Cientistas nos Estados Unidos estão enfrentando dificuldades desde que Donald Trump assumiu a presidência. O governo cortou o dinheiro destinado a pesquisas, especialmente em áreas como inclusão e diversidade. Recentemente, houve protestos em várias cidades, incluindo Paris e Viena, pedindo a reversão dessas decisões. Agências importantes, como a National Science Foundation (NSF) e os Institutos Nacionais de Saúde (NIH), foram severamente afetadas, resultando em atrasos na renovação de bolsas e demissões de funcionários.
Os NIH, por exemplo, pararam de financiar quase todos os projetos relacionados à saúde de pessoas trans, focando apenas em pesquisas que abordam aspectos negativos da assistência de gênero. Isso, segundo críticos, pode criar um ambiente de pesquisa tendencioso. Além disso, os cortes orçamentários estão prejudicando a infraestrutura das universidades, com limites impostos aos custos indiretos que podem levar a perdas financeiras significativas.
A situação é ainda mais complicada com o aumento das tarifas sobre importações, que encarecem materiais e equipamentos científicos. Universidades como Yale estão enfrentando grandes dificuldades financeiras, com cortes que podem chegar a 200 milhões de dólares em um ano. Em resposta, cientistas estão tentando encontrar novas fontes de financiamento, mas a incerteza continua, especialmente com o ano fiscal terminando em setembro.
Diante desse cenário, o movimento “Stand Up for Science” organizou protestos que reuniram milhares de pessoas, com o apoio de várias sociedades científicas que pedem a recontratação de funcionários e a restauração dos financiamentos. A situação atual é considerada uma desestruturação sem precedentes das políticas de pesquisa, afetando não apenas os Estados Unidos, mas também a colaboração internacional em ciência e tecnologia.
Cientistas nos Estados Unidos enfrentam um clima de incerteza e apreensão desde a posse de Donald Trump, que resultou em cortes significativos no financiamento de pesquisas. O governo suspendeu recentemente recursos para projetos relacionados à inclusão e diversidade, enquanto manifestações em várias cidades, como Paris e Viena, exigem a reversão dessas medidas. A National Science Foundation (NSF) e os Institutos Nacionais de Saúde (NIH) foram fortemente impactados, levando a atrasos em renovações de bolsas e à demissão de funcionários.

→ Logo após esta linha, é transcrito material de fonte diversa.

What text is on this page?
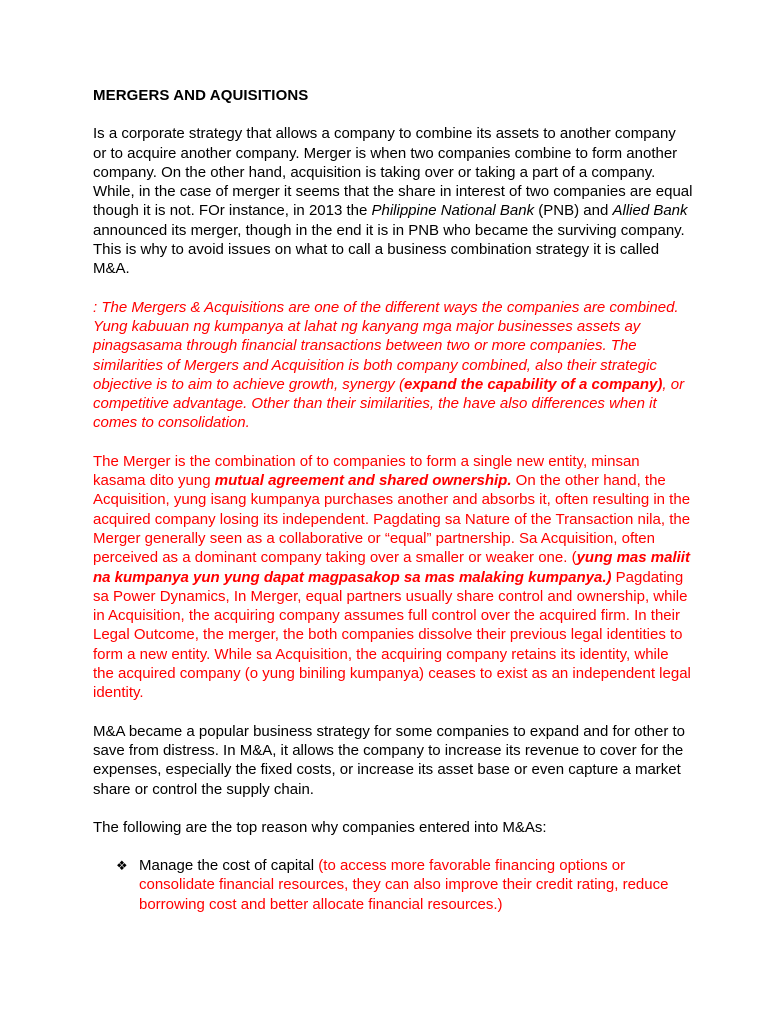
MERGERS AND AQUISITIONS

Is a corporate strategy that allows a company to combine its assets to another company or to acquire another company. Merger is when two companies combine to form another company. On the other hand, acquisition is taking over or taking a part of a company. While, in the case of merger it seems that the share in interest of two companies are equal though it is not. FOr instance, in 2013 the Philippine National Bank (PNB) and Allied Bank announced its merger, though in the end it is in PNB who became the surviving company. This is why to avoid issues on what to call a business combination strategy it is called M&A.

: The Mergers & Acquisitions are one of the different ways the companies are combined. Yung kabuuan ng kumpanya at lahat ng kanyang mga major businesses assets ay pinagsasama through financial transactions between two or more companies. The similarities of Mergers and Acquisition is both company combined, also their strategic objective is to aim to achieve growth, synergy (expand the capability of a company), or competitive advantage. Other than their similarities, the have also differences when it comes to consolidation.

The Merger is the combination of to companies to form a single new entity, minsan kasama dito yung mutual agreement and shared ownership. On the other hand, the Acquisition, yung isang kumpanya purchases another and absorbs it, often resulting in the acquired company losing its independent. Pagdating sa Nature of the Transaction nila, the Merger generally seen as a collaborative or “equal” partnership. Sa Acquisition, often perceived as a dominant company taking over a smaller or weaker one. (yung mas maliit na kumpanya yun yung dapat magpasakop sa mas malaking kumpanya.) Pagdating sa Power Dynamics, In Merger, equal partners usually share control and ownership, while in Acquisition, the acquiring company assumes full control over the acquired firm. In their Legal Outcome, the merger, the both companies dissolve their previous legal identities to form a new entity. While sa Acquisition, the acquiring company retains its identity, while the acquired company (o yung biniling kumpanya) ceases to exist as an independent legal identity.

M&A became a popular business strategy for some companies to expand and for other to save from distress. In M&A, it allows the company to increase its revenue to cover for the expenses, especially the fixed costs, or increase its asset base or even capture a market share or control the supply chain.

The following are the top reason why companies entered into M&As:

❖ Manage the cost of capital (to access more favorable financing options or consolidate financial resources, they can also improve their credit rating, reduce borrowing cost and better allocate financial resources.)
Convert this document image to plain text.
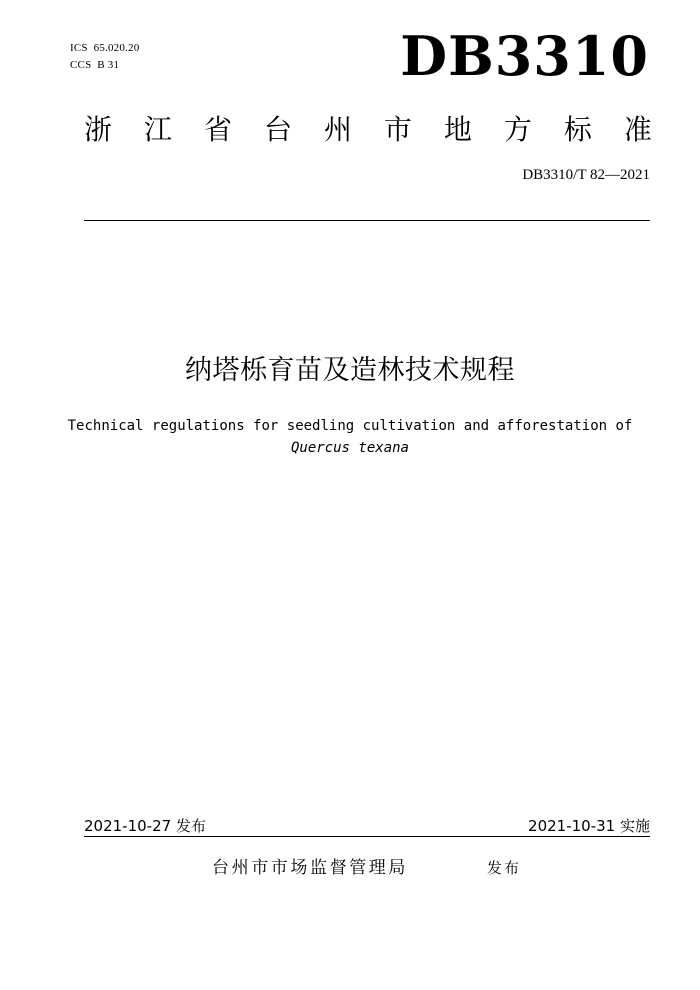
ICS  65.020.20
CCS  B 31	DB3310
浙 江 省 台 州 市 地 方 标 准
DB3310/T 82—2021
纳塔栎育苗及造林技术规程
Technical regulations for seedling cultivation and afforestation of
Quercus texana
2021-10-27 发布	2021-10-31 实施
台州市市场监督管理局	发布
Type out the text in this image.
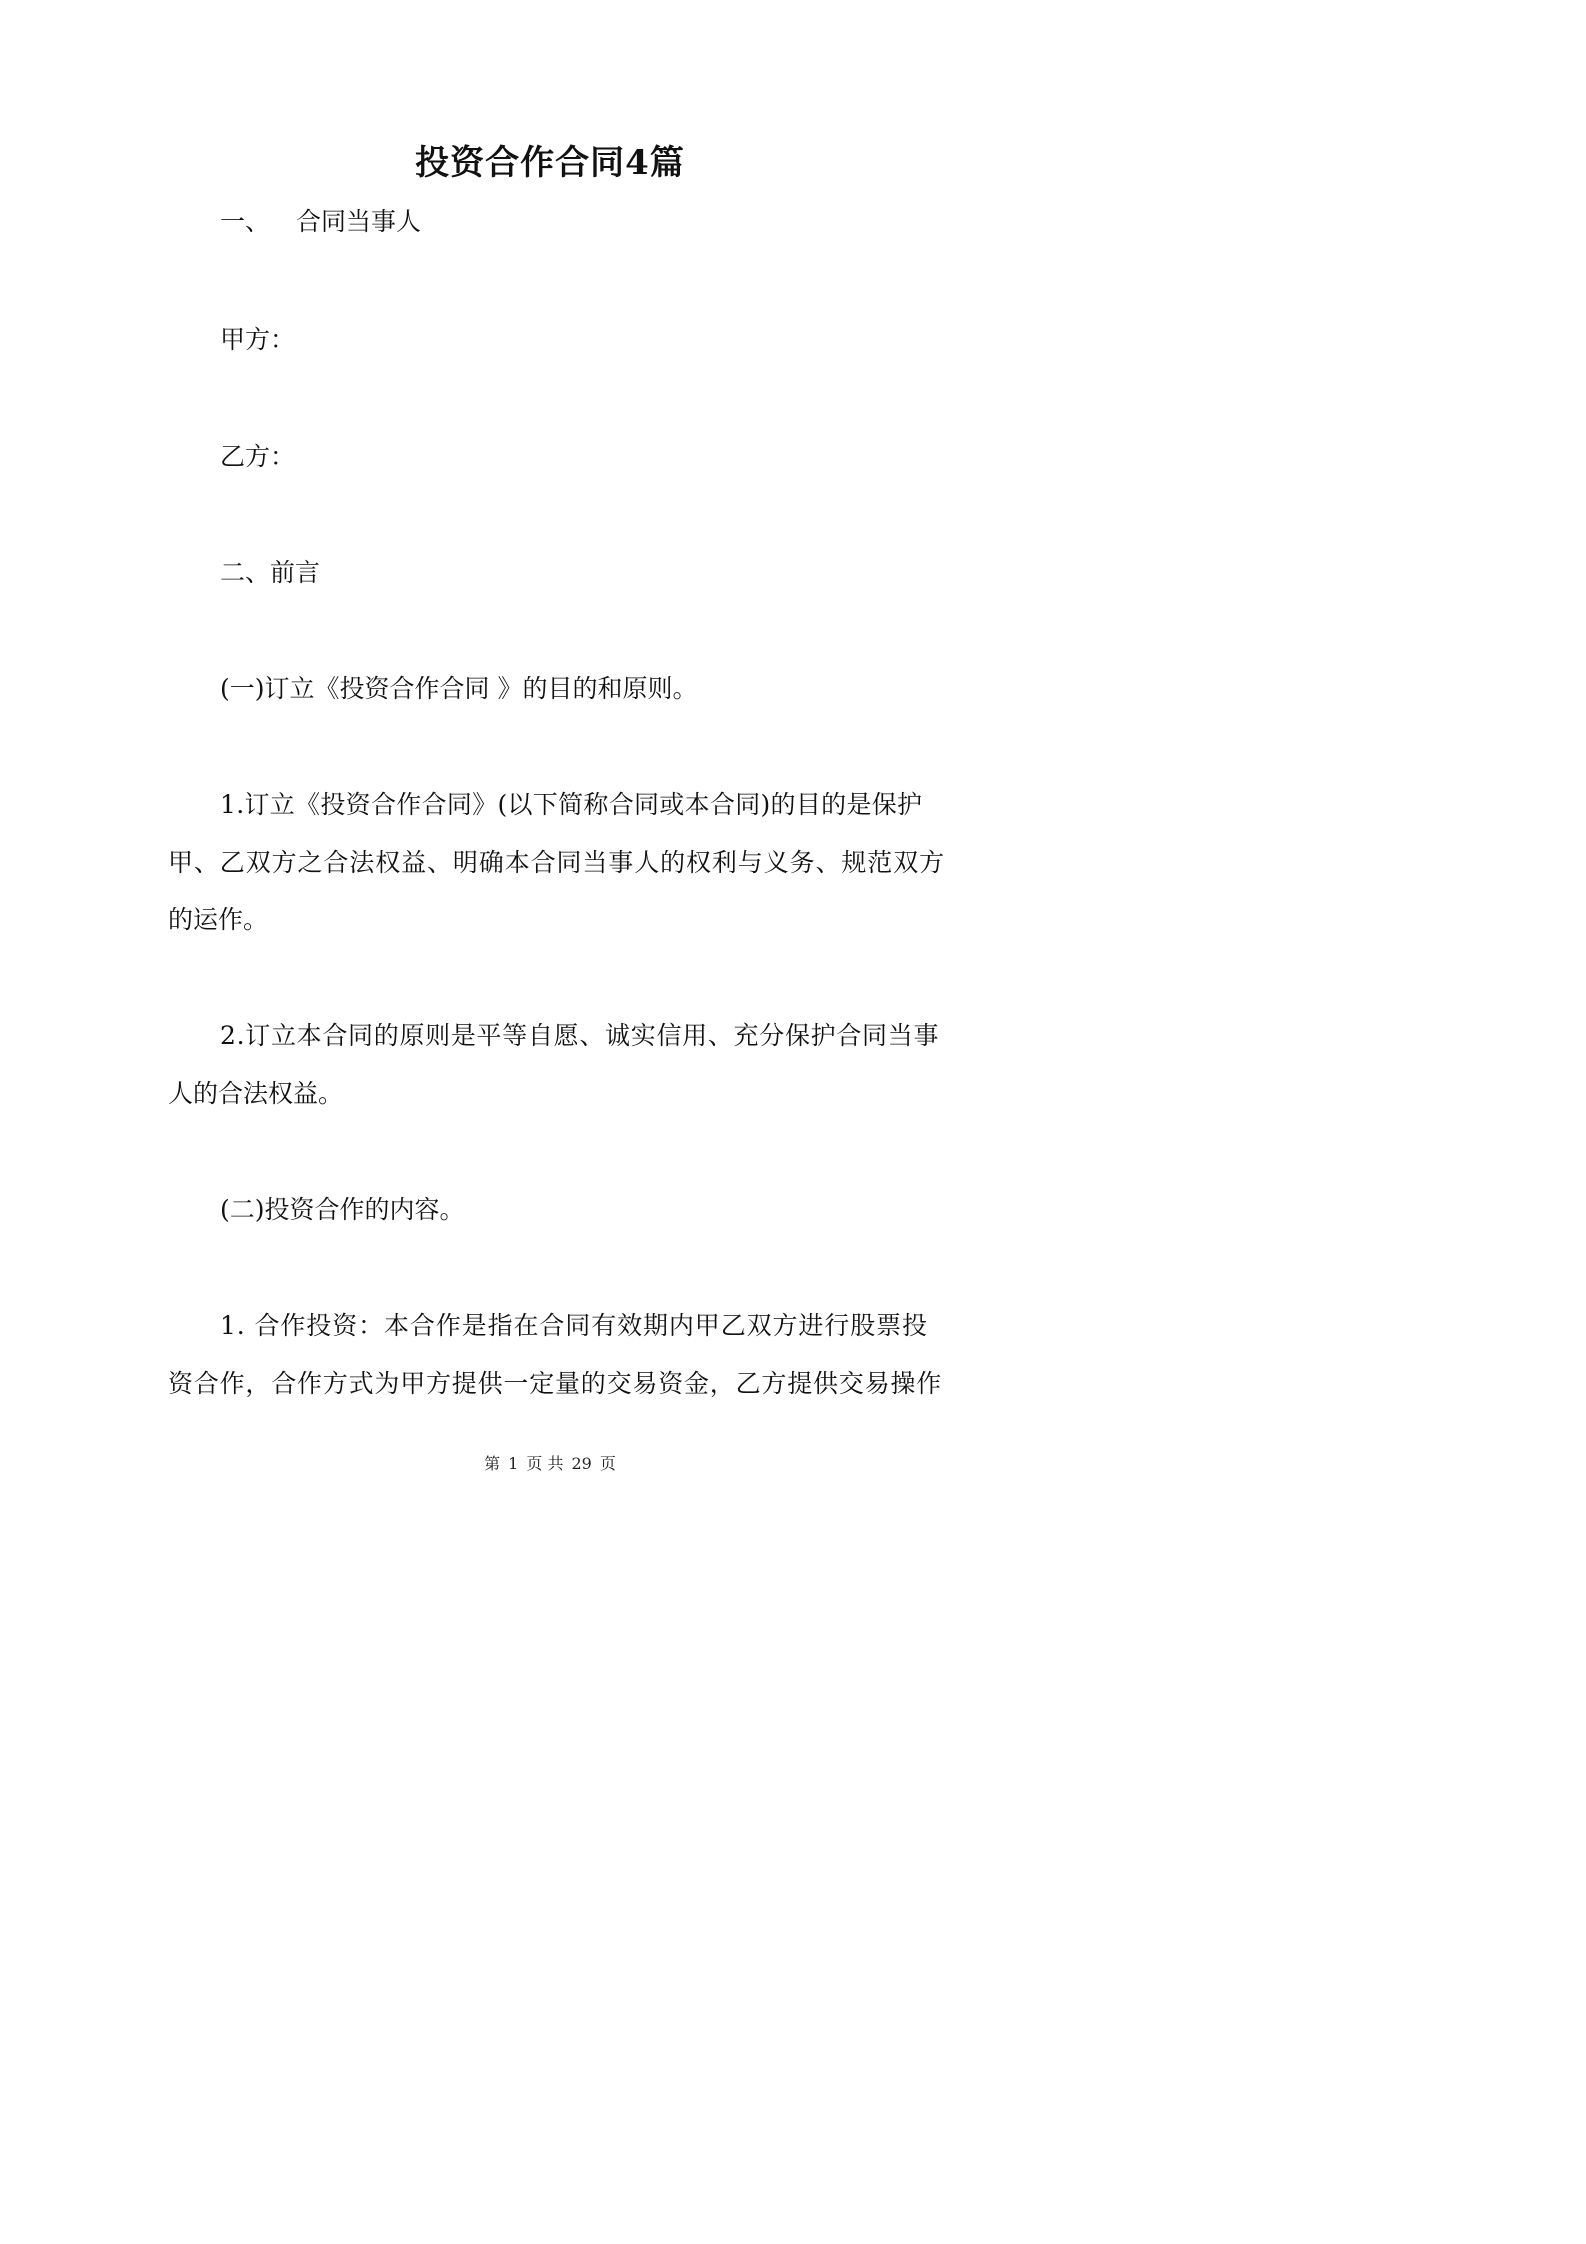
投资合作合同4篇
一、 合同当事人
甲方：
乙方：
二、前言
(一)订立《投资合作合同 》的目的和原则。
1.订立《投资合作合同》(以下简称合同或本合同)的目的是保护
甲、乙双方之合法权益、明确本合同当事人的权利与义务、规范双方
的运作。
2.订立本合同的原则是平等自愿、诚实信用、充分保护合同当事
人的合法权益。
(二)投资合作的内容。
1. 合作投资：本合作是指在合同有效期内甲乙双方进行股票投
资合作，合作方式为甲方提供一定量的交易资金，乙方提供交易操作
第 1 页 共 29 页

Os NIH, por exemplo, cortaram o financiamento de quase todos os projetos sobre saúde transgênero, limitando-se a áreas que investigam consequências negativas da assistência de gênero. Essa abordagem, segundo críticos, pode criar um “ecossistema de pesquisa distorcido”, onde apenas resultados favoráveis ao governo são permitidos. Além disso, os cortes orçamentários afetam diretamente a infraestrutura das universidades, com limites impostos aos custos indiretos que podem resultar em perdas significativas de receita.
A situação se agrava com a imposição de tarifas sobre importações, que aumentam os custos de materiais e equipamentos científicos. As universidades, como Yale, já enfrentam dificuldades financeiras, com cortes que podem chegar a R$ 200 milhões em um único ano. Em resposta, cientistas e instituições têm buscado alternativas de financiamento, mas a incerteza persiste, especialmente com o ano fiscal se encerrando em setembro.
Em meio a esse cenário, o movimento “Stand Up for Science” mobilizou milhares de pessoas em protestos, com o apoio de 47 sociedades científicas que pedem a recontratação de funcionários e o restabelecimento de financiamentos. A situação atual é vista como uma desestruturação sem precedentes das políticas públicas de pesquisa, afetando não apenas os Estados Unidos, mas também a colaboração internacional em ciência e tecnologia.